Considering the aforementioned concepts on R. planticola, our patient presented many characteristics found among the reported cases. The site of infection (i.e. the gastrointestinal tract in this case), has been reported as the second site of infection after bacteremia.10,11 Yokota et al.11 support the hypothesis that R. planticola colonizes the gastrointestinal tract and becomes a potential source of infection. Our patient was a heavy drinker with the clinical diagnosis of chronic pancreatic disease, and had previous hospitalizations due to pneumonia and thoracic empyema, which confers some degree of malnutrition besides chronic renal disease. Both chronic organic failures associated with immunologic disturbance,10,11,18,19 facilitated the infection caused by R. planticola.

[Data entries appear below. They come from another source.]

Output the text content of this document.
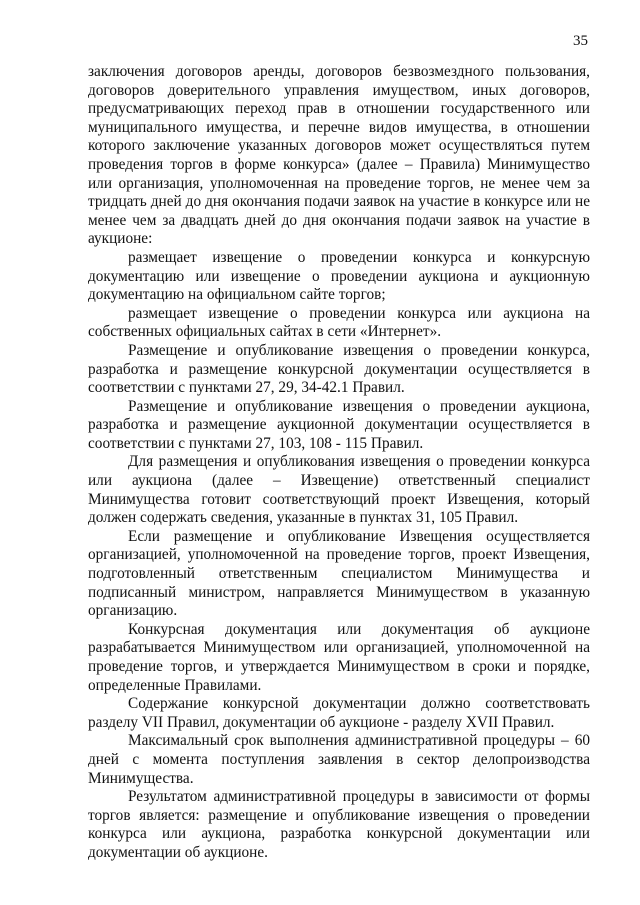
35

заключения договоров аренды, договоров безвозмездного пользования, договоров доверительного управления имуществом, иных договоров, предусматривающих переход прав в отношении государственного или муниципального имущества, и перечне видов имущества, в отношении которого заключение указанных договоров может осуществляться путем проведения торгов в форме конкурса» (далее – Правила) Минимущество или организация, уполномоченная на проведение торгов, не менее чем за тридцать дней до дня окончания подачи заявок на участие в конкурсе или не менее чем за двадцать дней до дня окончания подачи заявок на участие в аукционе:

размещает извещение о проведении конкурса и конкурсную документацию или извещение о проведении аукциона и аукционную документацию на официальном сайте торгов;

размещает извещение о проведении конкурса или аукциона на собственных официальных сайтах в сети «Интернет».

Размещение и опубликование извещения о проведении конкурса, разработка и размещение конкурсной документации осуществляется в соответствии с пунктами 27, 29, 34-42.1 Правил.

Размещение и опубликование извещения о проведении аукциона, разработка и размещение аукционной документации осуществляется в соответствии с пунктами 27, 103, 108 - 115 Правил.

Для размещения и опубликования извещения о проведении конкурса или аукциона (далее – Извещение) ответственный специалист Минимущества готовит соответствующий проект Извещения, который должен содержать сведения, указанные в пунктах 31, 105 Правил.

Если размещение и опубликование Извещения осуществляется организацией, уполномоченной на проведение торгов, проект Извещения, подготовленный ответственным специалистом Минимущества и подписанный министром, направляется Минимуществом в указанную организацию.

Конкурсная документация или документация об аукционе разрабатывается Минимуществом или организацией, уполномоченной на проведение торгов, и утверждается Минимуществом в сроки и порядке, определенные Правилами.

Содержание конкурсной документации должно соответствовать разделу VII Правил, документации об аукционе - разделу XVII Правил.

Максимальный срок выполнения административной процедуры – 60 дней с момента поступления заявления в сектор делопроизводства Минимущества.

Результатом административной процедуры в зависимости от формы торгов является: размещение и опубликование извещения о проведении конкурса или аукциона, разработка конкурсной документации или документации об аукционе.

We deemed the presence of pneumobilia as an important risk factor for the development of the polymicrobial infection of our patient’s pancreatic cyst since there must have had a contact between the intestinal flora and the biliopancreatic system. R. planticola, as the other bacteria of the Enterobacteriaceae family, is an opportunistic agent of the intestinal environment, and under immunosuppression it acts as an invasive agent. The fatal outcome of this patient is closely related to his poor clinical status and severe disease. We cannot blame the R. planticola for being entirely responsible for the drastic outcome; however it did play a role in the development of this severe infection.

The antibiogram of the R. planticola strain involved in our case showed sensitivity to cephalosporins, fluoroquinolones, and carbapenems, but the severity of the infection and the early fatal outcome hampered the evaluation of the antimicrobial response.

In our literature search of R. planticola infections, we found only one case of pancreatic infection; therefore, we call attention to the rarity of this case.